Argentina’s ruling coalition was defeated in the country’s midterm elections on Sunday, and it’s poised to lose its Senate majority in a setback for the government at a time it faces a wrecked economy.
The left-wing bloc led by President Alberto Fernández was losing in six of eight Senate races with at least 97 percent of votes counted in each province, signalling that the government will drop below the 37 senators needed to call a quorum and move legislation forward. It’d be the first time since 1983 that Peronism, the movement founded by Juan Perón in the 1940s, won’t have control of the chamber.

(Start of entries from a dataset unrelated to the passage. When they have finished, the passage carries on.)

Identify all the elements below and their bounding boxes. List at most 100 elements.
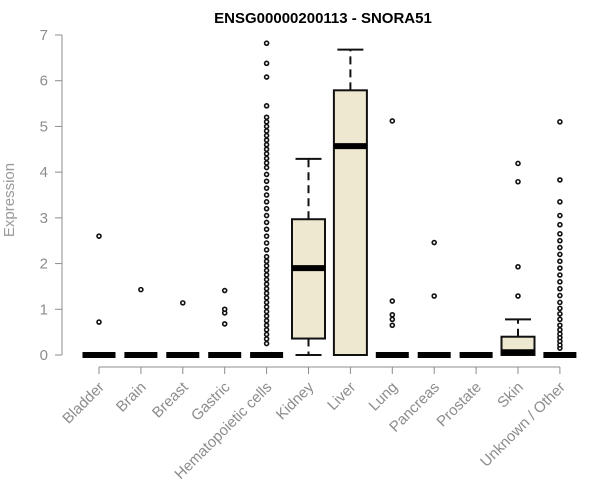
x-tick-label: Skin — [494, 379, 527, 412]
y-tick-label: 3 — [40, 210, 48, 227]
outlier-point — [263, 137, 270, 143]
outlier-point — [515, 178, 521, 185]
outlier-point — [263, 146, 270, 153]
outlier-point — [557, 305, 563, 312]
outlier-point — [557, 212, 563, 219]
y-tick-label: 1 — [40, 301, 48, 318]
outlier-point — [557, 299, 563, 306]
outlier-point — [263, 327, 270, 333]
outlier-point — [263, 123, 270, 130]
outlier-point — [263, 155, 270, 162]
outlier-point — [263, 60, 270, 67]
outlier-point — [263, 336, 270, 342]
x-tick-label: Prostate — [433, 379, 485, 431]
x-tick-label: Bladder — [59, 379, 108, 428]
outlier-point — [263, 340, 270, 347]
outlier-point — [263, 114, 270, 121]
outlier-point — [263, 299, 270, 306]
box-group — [124, 286, 158, 358]
outlier-point — [263, 253, 270, 260]
outlier-point — [263, 290, 270, 297]
y-axis-label: Expression — [1, 163, 18, 237]
outlier-point — [263, 285, 270, 292]
outlier-point — [263, 276, 270, 283]
box-group — [543, 119, 577, 358]
outlier-point — [557, 199, 563, 205]
outlier-point — [263, 267, 270, 274]
outlier-point — [389, 118, 396, 124]
box-group — [375, 118, 409, 358]
outlier-point — [557, 177, 563, 183]
y-tick-label: 6 — [40, 73, 48, 90]
outlier-point — [431, 239, 438, 246]
outlier-point — [557, 119, 563, 125]
outlier-point — [557, 327, 563, 333]
y-tick-label: 4 — [40, 164, 48, 181]
outlier-point — [138, 286, 144, 293]
box-group — [332, 48, 368, 356]
box — [291, 218, 326, 340]
x-tick-label: Kidney — [273, 378, 318, 423]
outlier-point — [263, 160, 270, 166]
x-tick-label: Breast — [149, 378, 192, 421]
outlier-point — [389, 311, 396, 318]
outlier-point — [263, 74, 270, 80]
outlier-point — [515, 160, 521, 167]
outlier-point — [557, 285, 563, 292]
outlier-point — [263, 258, 270, 265]
y-axis: 0 1 2 3 4 5 6 7 — [40, 27, 63, 364]
outlier-point — [263, 240, 270, 246]
outlier-point — [263, 40, 270, 47]
outlier-point — [263, 233, 270, 239]
outlier-point — [263, 151, 270, 157]
box-group — [166, 300, 200, 358]
outlier-point — [557, 251, 563, 258]
box-group — [417, 239, 451, 358]
box-group — [208, 287, 242, 358]
outlier-point — [557, 258, 563, 265]
outlier-point — [557, 292, 563, 299]
chart-title: ENSG00000200113 - SNORA51 — [214, 10, 432, 27]
outlier-point — [263, 185, 270, 191]
outlier-point — [263, 119, 270, 125]
outlier-point — [557, 279, 563, 285]
outlier-point — [557, 244, 563, 251]
y-tick-label: 7 — [40, 27, 48, 44]
x-tick-label: Liver — [324, 379, 359, 414]
outlier-point — [557, 237, 563, 244]
outlier-point — [515, 293, 521, 299]
x-tick-label: Lung — [366, 379, 402, 415]
box — [332, 89, 368, 356]
outlier-point — [263, 164, 270, 171]
outlier-point — [263, 205, 270, 212]
box-group — [291, 157, 326, 356]
outlier-point — [263, 331, 270, 338]
outlier-point — [96, 233, 102, 239]
y-tick-label: 0 — [40, 347, 48, 364]
outlier-point — [431, 293, 438, 299]
outlier-point — [263, 132, 270, 139]
x-tick-label: Brain — [113, 379, 150, 416]
outlier-point — [263, 219, 270, 226]
outlier-point — [263, 304, 270, 310]
outlier-point — [221, 306, 228, 313]
outlier-point — [263, 103, 270, 109]
outlier-point — [263, 263, 270, 269]
outlier-point — [263, 192, 270, 198]
outlier-point — [263, 272, 270, 278]
plot-area — [82, 40, 577, 358]
box-group — [250, 40, 284, 358]
outlier-point — [557, 221, 563, 228]
outlier-point — [557, 272, 563, 278]
outlier-point — [263, 247, 270, 253]
outlier-point — [557, 311, 563, 317]
outlier-point — [263, 281, 270, 287]
outlier-point — [263, 128, 270, 134]
outlier-point — [263, 199, 270, 205]
outlier-point — [263, 308, 270, 315]
outlier-point — [557, 316, 563, 323]
y-tick-label: 5 — [40, 118, 48, 135]
outlier-point — [263, 317, 270, 324]
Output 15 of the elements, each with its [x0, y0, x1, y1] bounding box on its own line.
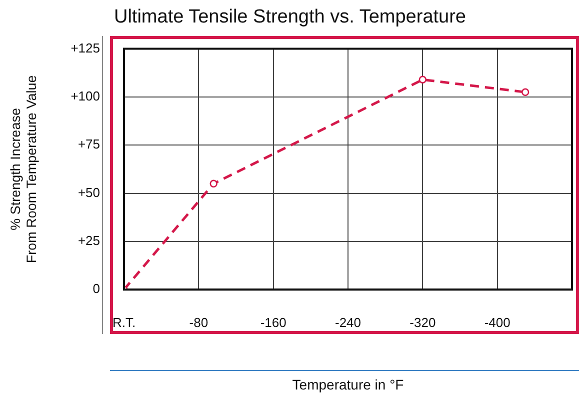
x-tick-label: -400 [484, 314, 510, 330]
chart-title: Ultimate Tensile Strength vs. Temperature [114, 6, 466, 28]
x-tick-label: -80 [189, 314, 208, 330]
y-tick-label: +100 [70, 88, 100, 104]
y-tick-label: 0 [92, 281, 100, 296]
y-tick-label: +25 [78, 233, 100, 248]
x-tick-label: -160 [260, 314, 286, 330]
y-tick-label: +125 [70, 40, 100, 56]
x-axis-title: Temperature in °F [292, 376, 404, 392]
x-tick-label: -240 [334, 314, 362, 330]
y-axis-title: % Strength Increase From Room Temperature Value [8, 75, 40, 264]
y-tick-label: +50 [78, 184, 100, 200]
x-tick-label: R.T. [112, 314, 136, 330]
x-tick-label: -320 [410, 314, 436, 330]
y-tick-label: +75 [78, 136, 100, 152]
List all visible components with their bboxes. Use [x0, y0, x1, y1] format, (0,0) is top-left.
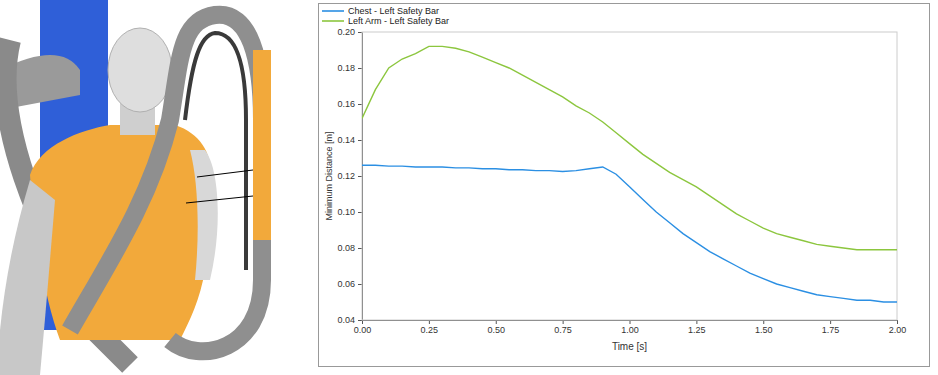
tick-label: 0.14: [337, 135, 355, 145]
tick-label: 2.00: [889, 325, 907, 335]
measure-line: [197, 170, 253, 177]
tick: 0.00: [354, 320, 372, 335]
tick: 0.16: [337, 99, 362, 109]
series-line: [362, 165, 897, 302]
tick-mark: [358, 32, 362, 33]
tick-label: 0.00: [354, 325, 372, 335]
tick: 0.75: [554, 320, 572, 335]
legend-swatch: [322, 10, 344, 12]
tick-label: 0.04: [337, 315, 355, 325]
tick-mark: [696, 320, 697, 324]
tick-mark: [358, 212, 362, 213]
tick-mark: [830, 320, 831, 324]
legend-label: Chest - Left Safety Bar: [348, 6, 439, 16]
tick-mark: [429, 320, 430, 324]
tick-mark: [358, 140, 362, 141]
tick-label: 0.10: [337, 207, 355, 217]
tick-mark: [630, 320, 631, 324]
tick: 0.06: [337, 279, 362, 289]
tick: 1.25: [688, 320, 706, 335]
plot-frame: [362, 32, 897, 320]
tick: 0.12: [337, 171, 362, 181]
left-arm: [190, 150, 218, 280]
tick-label: 0.18: [337, 63, 355, 73]
tick-mark: [496, 320, 497, 324]
safety-bar-segment: [253, 50, 271, 240]
legend-label: Left Arm - Left Safety Bar: [348, 16, 449, 26]
tick-label: 1.00: [621, 325, 639, 335]
tick-label: 0.16: [337, 99, 355, 109]
plot-lines: [362, 46, 897, 302]
tick-label: 1.75: [822, 325, 840, 335]
tick: 0.25: [421, 320, 439, 335]
tick: 0.50: [487, 320, 505, 335]
tick: 0.18: [337, 63, 362, 73]
tick-label: 0.75: [554, 325, 572, 335]
tick: 0.14: [337, 135, 362, 145]
tick-label: 1.50: [755, 325, 773, 335]
tick: 2.00: [889, 320, 907, 335]
tick: 0.20: [337, 27, 362, 37]
x-axis-title: Time [s]: [612, 341, 647, 352]
tick: 0.04: [337, 315, 362, 325]
tick-mark: [358, 176, 362, 177]
tick-label: 0.20: [337, 27, 355, 37]
tick: 1.00: [621, 320, 639, 335]
tick-label: 0.50: [487, 325, 505, 335]
measure-line: [186, 196, 253, 203]
tick-mark: [897, 320, 898, 324]
safety-bar-right: [70, 15, 262, 352]
tick-mark: [358, 248, 362, 249]
right-arm: [0, 180, 55, 375]
tick-mark: [358, 284, 362, 285]
tick-mark: [358, 68, 362, 69]
chart-frame: [319, 4, 930, 367]
y-axis-title: Minimum Distance [m]: [324, 131, 334, 220]
tick: 0.08: [337, 243, 362, 253]
tick-mark: [563, 320, 564, 324]
head: [108, 28, 172, 112]
tick-label: 0.25: [421, 325, 439, 335]
tick: 0.10: [337, 207, 362, 217]
tick-mark: [358, 104, 362, 105]
tick-mark: [763, 320, 764, 324]
series-line: [362, 46, 897, 249]
x-axis: 0.00 0.25 0.50 0.75 1.00 1.25 1.50 1.75 2.00: [354, 320, 907, 335]
tick: 1.50: [755, 320, 773, 335]
axis-line: [363, 321, 898, 325]
legend-swatch: [322, 20, 344, 22]
tick-label: 0.08: [337, 243, 355, 253]
safety-bar-inner: [185, 33, 246, 270]
tick: 1.75: [822, 320, 840, 335]
tick-mark: [358, 320, 362, 321]
figure: 0.00 0.25 0.50 0.75 1.00 1.25 1.50 1.75 2.00 0.04…: [0, 0, 938, 375]
tick-label: 1.25: [688, 325, 706, 335]
tick-label: 0.06: [337, 279, 355, 289]
illustration: [0, 0, 271, 375]
legend: Chest - Left Safety BarLeft Arm - Left S…: [322, 6, 449, 26]
tick-label: 0.12: [337, 171, 355, 181]
y-axis: 0.04 0.06 0.08 0.10 0.12 0.14 0.16 0.18 0.20: [337, 27, 362, 325]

Losing the Senate majority would mark a major setback for the government, especially for the powerful Vice-President Cristina Fernández de Kirchner, who presides over the chamber, and will complicate the passage of legislation. On a national level, the opposition Juntos por el Cambio got 42 percent of the electorate compared to 33 percent for the ruling coalition with 98 percent of the votes counted, according to local newspaper La Nación.
“The market is likely to take a net positive view of the election results,” Goldman Sachs Group Inc economist Alberto Ramos wrote in a research note. “A more market-friendly composition of congress could lead to more effective checks and balances and ultimately a policy regime shift in 2023, but there is also the risk of more populist near-term policies.”
In lower house races, opposition candidates won the key race in Buenos Aires Province, the country’s largest and most politically influential district, leading with 40.1 percent of votes versus the ruling coalition’s 38.4 percent. Still, the government improved its performance compared to a September primary vote and was fighting to retain the first majority in the lower house. Opposition candidates won other key congressional races in the City of Buenos Aires by a landslide, as well as in typically Peronist provinces like Santa Cruz and La Pampa.
Voters lost confidence with Fernández’s government over its handling of the pandemic and an economy marked by 52 percent annual inflation, 40 percent poverty and jitters over its weakened currency. It also represents a comeback for the opposition bloc of former president Mauricio Macri, who was voted out of power in 2019 amid a historic recession. Turnout was 72 percent, the lowest levels in over three decades.
The government will submit to Congress a bill with a multi-year economic programme in the first week of December, and will seek consensus from the opposition on this “shared agenda,” Fernández said following the results. That bill will seek to include “whatever best understandings we have reached” with the International Monetary Fund, with which the government is negotiating to reschedule over US$40 billion in payments owed.
That debt is “the biggest stumbling block we face as we look to return to economic recovery and a more equitable country,” Fernández said in taped remarks. “I won’t fall for those who speak of the benefits of austerity, a path that’s already been tried and failed.”
Fernández added that he has support from his coalition to pursue this bill. While that is an “encouraging” statement, questions remain on whether the wide-ranging leftist coalition will be able to move past its differences, said Benjamin Gedan, Director of the Argentina Project at the Washington-based Wilson Center.
“His characterisation of the agreement of having the support of his diverse and combative coalition strikes me as wishful thinking but would be delightful if true,” Gedan said. “It’s far fetched to claim that a plan that could meet IMF standards and satisfy the IMF board is fully supported by the Peronist coalition.”
Investors will be keeping an eye out on next statements from Fernández de Kirchner, who herself was president from 2007 to 2015. After the September primary, she published an explosive essay criticising the president over strategy, including what she noted was a lack of spending. It’s unclear what policy or Cabinet changes Fernández de Kirchner may now demand.
“Cristina’s instinctual reaction to any political weakness is more spending, more money printing, so it’s hard to picture an easy dialogue within the coalition to arrive at a consensus for a new program,” Gedan said.